The pardon was quickly criticized.
“Manafort withdrew his cooperation with prosecutors, lied, was convicted, and then Trump praised him,” Democratic Congressman Adam Schiff, chairman of the House Intelligence Committee, wrote on Twitter.
“Trump’s pardon completes an insidious plan,” he continues.
In May he received Manafort was released from jail to serve his sentence at home, as the risk of the 71-year-old being infected with the coronavirus in prison was considered high.
Manafort thanks the forgiveness on Twitter.
“You really have done America good again. God bless you and your family,” he writes.
Roger Stone is another Trump employee who is pardoned by the president. Trump lifted his prison sentence in July, just before Stone began serving it, but only now will he be formally pardoned.
Stone was convicted in November 2019 of lying before Congress, obstructing the course of justice, and influencing witnesses. In February, he was sentenced to just over three years in prison.

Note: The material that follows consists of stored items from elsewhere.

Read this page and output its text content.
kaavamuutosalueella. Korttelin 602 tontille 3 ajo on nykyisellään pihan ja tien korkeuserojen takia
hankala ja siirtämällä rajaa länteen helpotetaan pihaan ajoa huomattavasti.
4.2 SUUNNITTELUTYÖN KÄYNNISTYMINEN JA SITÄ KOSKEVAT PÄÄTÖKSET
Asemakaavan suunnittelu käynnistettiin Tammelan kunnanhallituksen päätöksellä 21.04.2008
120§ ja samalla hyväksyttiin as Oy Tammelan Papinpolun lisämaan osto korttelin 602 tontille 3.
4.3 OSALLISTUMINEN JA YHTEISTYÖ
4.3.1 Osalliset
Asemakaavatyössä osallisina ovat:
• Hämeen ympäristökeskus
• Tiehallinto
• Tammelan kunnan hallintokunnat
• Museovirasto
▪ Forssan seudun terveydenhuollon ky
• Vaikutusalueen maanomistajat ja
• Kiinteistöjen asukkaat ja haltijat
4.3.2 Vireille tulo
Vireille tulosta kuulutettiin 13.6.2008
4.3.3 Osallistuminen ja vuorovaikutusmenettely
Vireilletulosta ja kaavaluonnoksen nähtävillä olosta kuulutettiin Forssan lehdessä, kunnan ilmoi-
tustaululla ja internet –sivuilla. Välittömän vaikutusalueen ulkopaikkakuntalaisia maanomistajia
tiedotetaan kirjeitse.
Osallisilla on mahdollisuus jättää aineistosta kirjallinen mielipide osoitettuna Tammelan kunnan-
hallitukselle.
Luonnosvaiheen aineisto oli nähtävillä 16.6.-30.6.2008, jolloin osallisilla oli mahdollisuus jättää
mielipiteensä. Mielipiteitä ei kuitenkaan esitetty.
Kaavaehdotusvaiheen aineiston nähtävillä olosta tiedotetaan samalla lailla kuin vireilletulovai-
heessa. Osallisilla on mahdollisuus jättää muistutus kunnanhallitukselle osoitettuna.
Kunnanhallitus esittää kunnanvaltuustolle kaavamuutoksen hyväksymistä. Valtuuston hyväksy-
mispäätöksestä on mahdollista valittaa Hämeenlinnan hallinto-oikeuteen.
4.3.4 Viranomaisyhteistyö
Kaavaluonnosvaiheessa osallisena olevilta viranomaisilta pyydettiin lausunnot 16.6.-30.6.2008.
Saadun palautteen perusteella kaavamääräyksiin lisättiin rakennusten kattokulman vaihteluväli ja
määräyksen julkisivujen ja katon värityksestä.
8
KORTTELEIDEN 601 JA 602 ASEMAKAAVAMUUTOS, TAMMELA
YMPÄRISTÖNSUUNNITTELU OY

Roger Stone formally resigned to work for Donald Trump’s election campaign as early as August 2015, but subsequently continued to support Trump in other ways, often reported to have spoken to the presidential candidate by phone.
Stone and Manafort are on a list of 26 people Trump pardons, the day after his high-profile pardon of, among others, four men convicted of a 2007 Iraq massacre.
Also among the new pardons is Charles Kushner, father of Trump’s son-in-law, Jared Kushner. Charles Kushner pleaded guilty in 2004 to, among other things, tax offenses.